Je criai comme un fou: «Séparez-les! nous sommes tous des scélérats!--Séparez-les... La pauvre République est un corps mort! Directeurs, Directoire, c'en est la vermine! Je quitte la mer! Je ne crains pas tous vos avocats; qu'on leur dise ce que je dis, qu'est-ce que ça me fait?» Ah! je me souciais bien d'eux, en effet! J'aurais voulu les tenir, je les aurais fait fusiller tous les cinq, les coquins! Oh! je l'aurais fait; je me souciais de la vie comme de l'eau qui tombe là, tenez... Je m'en souciais bien!... une vie comme la mienne... Ah bien, oui! pauvre vie... va!...
* * * * *
Et la voix du Commandant s'éteignit peu à peu et devint aussi incertaine que ses paroles; et il marcha en se mordant les lèvres et en fronçant le sourcil dans une distraction terrible et farouche. Il avait de petits mouvements convulsifs et donnait à son mulet des coups du fourreau de son épée, comme s'il eût voulu le tuer. Ce qui m'étonna, ce fut de voir la peau jaune de sa figure devenir d'un rouge foncé. Il défit et entr'ouvrit violemment son habit sur la poitrine, la découvrant au vent et à la pluie. Nous continuâmes ainsi à marcher dans un grand silence. Je vis bien qu'il ne parlerait plus de lui-même, et qu'il fallait me résoudre à questionner.
--«Je comprends bien, lui dis-je, comme s'il eût fini son histoire, qu'après une aventure aussi cruelle on prenne son métier en horreur.
--Oh! le métier; êtes-vous fou? me dit-il brusquement, ce n'est pas le métier! Jamais le capitaine d'un bâtiment ne sera obligé d'être un bourreau, sinon quand viendront des gouvernements d'assassins et de voleurs, qui profiteront de l'habitude qu'a un pauvre homme d'obéir aveuglément, d'obéir toujours, d'obéir comme une malheureuse mécanique, malgré son coeur.»
En même temps il tira de sa poche un mouchoir rouge dans lequel il se mit à pleurer comme un enfant. Je m'arrêtai un moment comme pour arranger mon étrier, et, restant derrière la charrette, je marchai quelque temps à la suite, sentant qu'il serait humilié si je voyais trop clairement ses larmes abondantes.
J'avais deviné juste, car au bout d'un quart d'heure environ, il vint aussi derrière son pauvre équipage, et me demanda si je n'avais pas de rasoirs dans mon porte-manteau; à quoi je lui répondis simplement que, n'ayant pas encore de barbe, cela m'était fort inutile. Mais il n'y tenait pas, c'était pour parler d'autre chose. Je m'aperçus cependant avec plaisir qu'il revenait à son histoire, car il me dit tout à coup:
«Vous n'avez jamais vu de vaisseau de votre vie, n'est-ce pas?

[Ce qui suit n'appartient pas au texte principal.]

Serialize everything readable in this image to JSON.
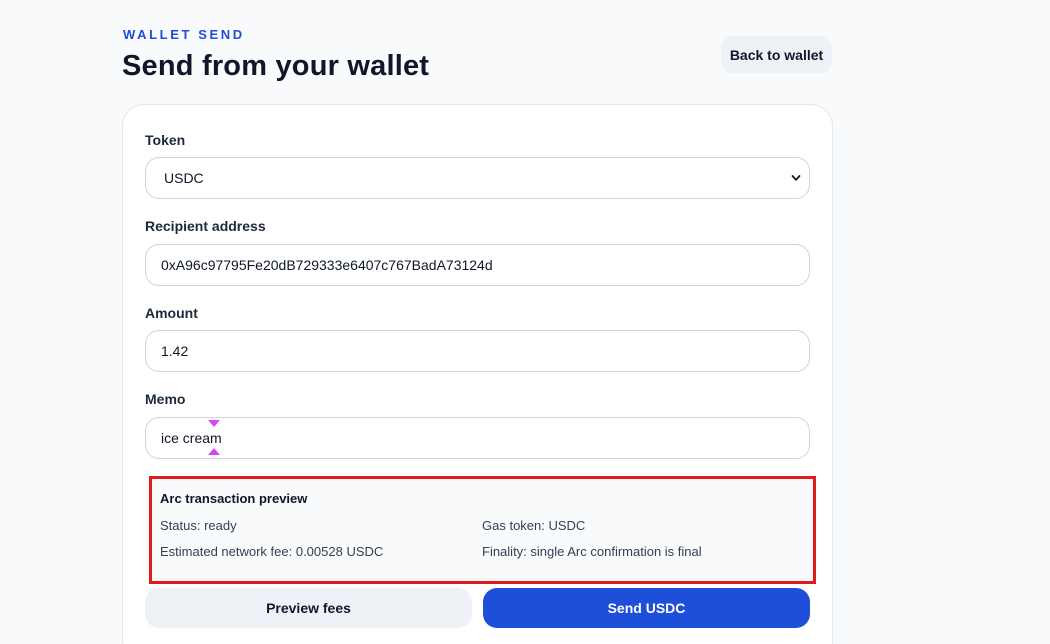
{
  "header": {
    "eyebrow": "WALLET SEND",
    "title": "Send from your wallet",
    "back_label": "Back to wallet"
  },
  "form": {
    "token": {
      "label": "Token",
      "value": "USDC"
    },
    "recipient": {
      "label": "Recipient address",
      "value": "0xA96c97795Fe20dB729333e6407c767BadA73124d"
    },
    "amount": {
      "label": "Amount",
      "value": "1.42"
    },
    "memo": {
      "label": "Memo",
      "value": "ice cream"
    }
  },
  "preview": {
    "title": "Arc transaction preview",
    "status": "Status: ready",
    "gas_token": "Gas token: USDC",
    "fee": "Estimated network fee: 0.00528 USDC",
    "finality": "Finality: single Arc confirmation is final"
  },
  "actions": {
    "preview_fees_label": "Preview fees",
    "send_label": "Send USDC"
  },
  "colors": {
    "accent": "#1d4fd8",
    "highlight_border": "#e01b1b",
    "cursor": "#d946ef"
  },
  "icons": {
    "token_select": "chevron-down-icon",
    "memo_cursor": "text-cursor-icon"
  }
}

--Je n'en ai vu, dis-je, qu'au Panorama de Paris, et je ne me fie pas beaucoup à la science maritime que j'en ai tirée.
--Vous ne savez pas, par conséquent, ce que c'est que le bossoir?

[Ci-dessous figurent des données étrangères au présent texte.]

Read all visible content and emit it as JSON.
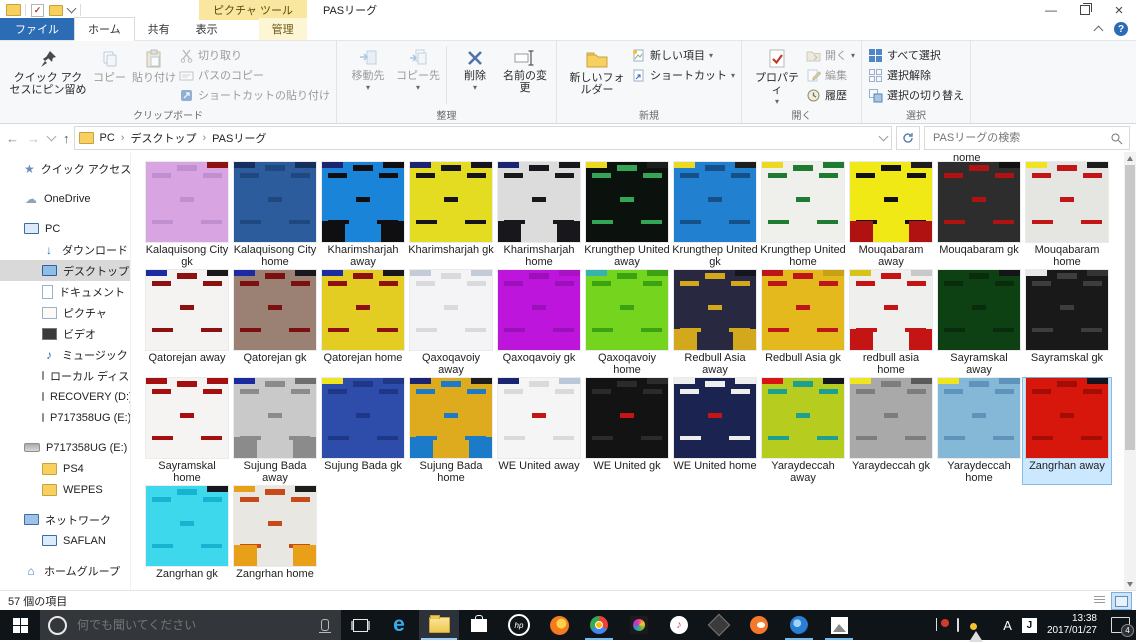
{
  "window": {
    "title": "PASリーグ",
    "context_title": "ピクチャ ツール"
  },
  "ribbon": {
    "tabs": {
      "file": "ファイル",
      "home": "ホーム",
      "share": "共有",
      "view": "表示",
      "manage": "管理"
    },
    "pin": "クイック アクセスにピン留め",
    "copy": "コピー",
    "paste": "貼り付け",
    "cut": "切り取り",
    "copy_path": "パスのコピー",
    "paste_shortcut": "ショートカットの貼り付け",
    "group_clipboard": "クリップボード",
    "move_to": "移動先",
    "copy_to": "コピー先",
    "delete": "削除",
    "rename": "名前の変更",
    "group_organize": "整理",
    "new_folder": "新しいフォルダー",
    "new_item": "新しい項目",
    "shortcut": "ショートカット",
    "group_new": "新規",
    "properties": "プロパティ",
    "open": "開く",
    "edit": "編集",
    "history": "履歴",
    "group_open": "開く",
    "select_all": "すべて選択",
    "select_none": "選択解除",
    "invert_selection": "選択の切り替え",
    "group_select": "選択"
  },
  "address": {
    "crumbs": [
      "PC",
      "デスクトップ",
      "PASリーグ"
    ],
    "search_placeholder": "PASリーグの検索"
  },
  "sidebar": {
    "items": [
      {
        "icon": "star",
        "label": "クイック アクセス",
        "indent": 0
      },
      {
        "icon": "cloud",
        "label": "OneDrive",
        "indent": 0,
        "gap": true
      },
      {
        "icon": "monitor",
        "label": "PC",
        "indent": 0,
        "gap": true
      },
      {
        "icon": "download",
        "label": "ダウンロード",
        "indent": 1
      },
      {
        "icon": "desktop",
        "label": "デスクトップ",
        "indent": 1,
        "selected": true
      },
      {
        "icon": "document",
        "label": "ドキュメント",
        "indent": 1
      },
      {
        "icon": "picture",
        "label": "ピクチャ",
        "indent": 1
      },
      {
        "icon": "video",
        "label": "ビデオ",
        "indent": 1
      },
      {
        "icon": "music",
        "label": "ミュージック",
        "indent": 1
      },
      {
        "icon": "disk",
        "label": "ローカル ディスク (C:)",
        "indent": 1
      },
      {
        "icon": "disk",
        "label": "RECOVERY (D:)",
        "indent": 1
      },
      {
        "icon": "disk",
        "label": "P717358UG (E:)",
        "indent": 1
      },
      {
        "icon": "disk",
        "label": "P717358UG (E:)",
        "indent": 0,
        "gap": true
      },
      {
        "icon": "folder",
        "label": "PS4",
        "indent": 1
      },
      {
        "icon": "folder",
        "label": "WEPES",
        "indent": 1
      },
      {
        "icon": "network",
        "label": "ネットワーク",
        "indent": 0,
        "gap": true
      },
      {
        "icon": "monitor",
        "label": "SAFLAN",
        "indent": 1
      },
      {
        "icon": "homegroup",
        "label": "ホームグループ",
        "indent": 0,
        "gap": true
      }
    ]
  },
  "files": {
    "partial_label_top": "nome",
    "items": [
      {
        "name": "Kalaquisong City gk",
        "base": "#d8a5e2",
        "detail": "#c08fd0",
        "tr": "#8e1212"
      },
      {
        "name": "Kalaquisong City home",
        "base": "#2d5c9c",
        "detail": "#1f4880",
        "tl": "#16305e",
        "tr": "#16305e"
      },
      {
        "name": "Kharimsharjah away",
        "base": "#1a85d8",
        "detail": "#0f0f12",
        "tl": "#1a2470",
        "tr": "#0f0f12",
        "corner": "#0f0f12"
      },
      {
        "name": "Kharimsharjah gk",
        "base": "#e4dc20",
        "detail": "#14141a",
        "tl": "#1a2470",
        "tr": "#14141a"
      },
      {
        "name": "Kharimsharjah home",
        "base": "#dcdcdc",
        "detail": "#17171c",
        "tl": "#1a2470",
        "tr": "#17171c",
        "corner": "#17171c"
      },
      {
        "name": "Krungthep United away",
        "base": "#0b110c",
        "detail": "#35a455",
        "tl": "#ecd922",
        "tr": "#1d1d1d"
      },
      {
        "name": "Krungthep United gk",
        "base": "#2180cf",
        "detail": "#155089",
        "tl": "#ecd922",
        "tr": "#1d1d1d"
      },
      {
        "name": "Krungthep United home",
        "base": "#eff0eb",
        "detail": "#1e7b31",
        "tl": "#ecd922",
        "tr": "#1e7b31"
      },
      {
        "name": "Mouqabaram away",
        "base": "#f1e915",
        "detail": "#111111",
        "tr": "#1d1d1d",
        "corner": "#b01212"
      },
      {
        "name": "Mouqabaram gk",
        "base": "#2d2d2d",
        "detail": "#b01212",
        "tr": "#111111"
      },
      {
        "name": "Mouqabaram home",
        "base": "#e5e5e1",
        "detail": "#c21616",
        "tl": "#f0e31f",
        "tr": "#1d1d1d"
      },
      {
        "name": "Qatorejan away",
        "base": "#f4f3f1",
        "detail": "#8e1111",
        "tl": "#1c2ba2",
        "tr": "#17171c"
      },
      {
        "name": "Qatorejan gk",
        "base": "#9a8173",
        "detail": "#7c1010",
        "tl": "#1c2ba2",
        "tr": "#17171c"
      },
      {
        "name": "Qatorejan home",
        "base": "#e4cd22",
        "detail": "#8e1111",
        "tl": "#1c2ba2",
        "tr": "#17171c"
      },
      {
        "name": "Qaxoqavoiy away",
        "base": "#f4f4f6",
        "detail": "#d8dade",
        "tl": "#c3cbd8",
        "tr": "#c3cbd8"
      },
      {
        "name": "Qaxoqavoiy gk",
        "base": "#be15dd",
        "detail": "#9b10b8",
        "tr": "#a912c4"
      },
      {
        "name": "Qaxoqavoiy home",
        "base": "#74d41e",
        "detail": "#3ba312",
        "tl": "#35b4ad",
        "tr": "#3ba312"
      },
      {
        "name": "Redbull Asia away",
        "base": "#282840",
        "detail": "#d4a81d",
        "tr": "#15151f",
        "corner": "#d4a81d"
      },
      {
        "name": "Redbull Asia gk",
        "base": "#e3b91e",
        "detail": "#bc1616",
        "tl": "#bc1616",
        "tr": "#c9a115"
      },
      {
        "name": "redbull asia home",
        "base": "#efefed",
        "detail": "#c41414",
        "tl": "#d8c418",
        "tr": "#c8c8c8",
        "corner": "#c41414"
      },
      {
        "name": "Sayramskal away",
        "base": "#0d4012",
        "detail": "#082c0c",
        "tr": "#14141a"
      },
      {
        "name": "Sayramskal gk",
        "base": "#191919",
        "detail": "#3d3d3d",
        "tl": "#e8e8e8",
        "tr": "#333333"
      },
      {
        "name": "Sayramskal home",
        "base": "#f5f4f2",
        "detail": "#a60f0f",
        "tl": "#a60f0f",
        "tr": "#a60f0f"
      },
      {
        "name": "Sujung Bada away",
        "base": "#c9c9c9",
        "detail": "#8b8b8b",
        "tl": "#1b2aa0",
        "tr": "#6e6e6e",
        "corner": "#8b8b8b"
      },
      {
        "name": "Sujung Bada gk",
        "base": "#2e4dab",
        "detail": "#1e3787",
        "tl": "#efe41d",
        "tr": "#1e3787"
      },
      {
        "name": "Sujung Bada home",
        "base": "#deaa1e",
        "detail": "#1b7bc9",
        "tl": "#1a2470",
        "tr": "#1d1d1d",
        "corner": "#1b7bc9"
      },
      {
        "name": "WE United away",
        "base": "#f5f5f5",
        "detail": "#dadada",
        "mid": "#c41414",
        "tl": "#1a2470",
        "tr": "#b8c8d8"
      },
      {
        "name": "WE United gk",
        "base": "#131313",
        "detail": "#2b2b2b",
        "mid": "#c41414",
        "tr": "#2b2b2b"
      },
      {
        "name": "WE United home",
        "base": "#1b2450",
        "detail": "#eeeeee",
        "mid": "#c41414",
        "tl": "#eeeeee",
        "tr": "#eeeeee"
      },
      {
        "name": "Yaraydeccah away",
        "base": "#b6cc1f",
        "detail": "#1da08f",
        "tl": "#d81414",
        "tr": "#15151f"
      },
      {
        "name": "Yaraydeccah gk",
        "base": "#a9a9a9",
        "detail": "#7d7d7d",
        "tl": "#efe41d",
        "tr": "#5a5a5a"
      },
      {
        "name": "Yaraydeccah home",
        "base": "#85b7d7",
        "detail": "#5e94bb",
        "tl": "#efe41d",
        "tr": "#5e94bb"
      },
      {
        "name": "Zangrhan away",
        "base": "#d7160c",
        "detail": "#a30d06",
        "tr": "#15151f",
        "selected": true
      },
      {
        "name": "Zangrhan gk",
        "base": "#3ed8ed",
        "detail": "#17b4d2",
        "tr": "#15151f"
      },
      {
        "name": "Zangrhan home",
        "base": "#e9e7e1",
        "detail": "#c8491a",
        "tl": "#e8a018",
        "tr": "#1d1d1d",
        "corner": "#e8a018"
      }
    ]
  },
  "status_bar": {
    "items_count": "57 個の項目"
  },
  "taskbar": {
    "search_placeholder": "何でも聞いてください",
    "apps": [
      {
        "id": "edge"
      },
      {
        "id": "file-explorer",
        "active": true
      },
      {
        "id": "store"
      },
      {
        "id": "hp"
      },
      {
        "id": "firefox"
      },
      {
        "id": "chrome",
        "running": true
      },
      {
        "id": "photo-editor"
      },
      {
        "id": "itunes"
      },
      {
        "id": "inkscape"
      },
      {
        "id": "blender"
      },
      {
        "id": "app-blue",
        "running": true
      },
      {
        "id": "photos",
        "running": true
      }
    ],
    "tray": [
      "chevron-up",
      "security",
      "pen",
      "wifi",
      "volume",
      "ime-a",
      "ime-j"
    ],
    "clock": {
      "time": "13:38",
      "date": "2017/01/27"
    },
    "notification_count": "4"
  }
}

--Je ne m'en doute pas, dis-je.
--C'est une espèce de terrasse de poutres qui sort de l'avant du navire, et d'où l'on jette l'ancre en mer. Quand on fusille un homme, on le fait placer là ordinairement, ajouta-t-il plus bas.
--Ah! je comprends, parce qu'il tombe de là dans la mer.»
Il ne répondit pas, et se mit à décrire toutes les sortes de canots que peut porter un brick, et leur position dans le bâtiment; et puis, sans ordre dans ses idées, il continua son récit avec cet air affecté d'insouciance que de longs services donnent infailliblement, parce qu'il faut montrer à ses inférieurs le mépris du danger, le mépris des hommes, le mépris de la vie, le mépris de la mort et le mépris de soi-même; et tout cela cache, sous une dure enveloppe, presque toujours une sensibilité profonde.--La dureté de l'homme de guerre est comme un masque de fer sur un noble visage, comme un cachot de pierre qui renferme un prisonnier royal.
* * * * *
--Ces embarcations tiennent six hommes, reprit-il. Ils s'y jetèrent et emportèrent Laure avec eux, sans qu'elle eût le temps de crier et de parler. Oh! voici une chose dont aucun honnête homme ne peut se consoler quand il en est cause. On a beau dire, on n'oublie pas une chose pareille!... Ah! quel temps il fait!--Quel diable m'a poussé à raconter ça! Quand je raconte cela, je ne peux plus m'arrêter, c'est fini. C'est une histoire qui me grise comme le vin de Jurançon.--Ah! quel temps il fait!--Mon manteau est traversé.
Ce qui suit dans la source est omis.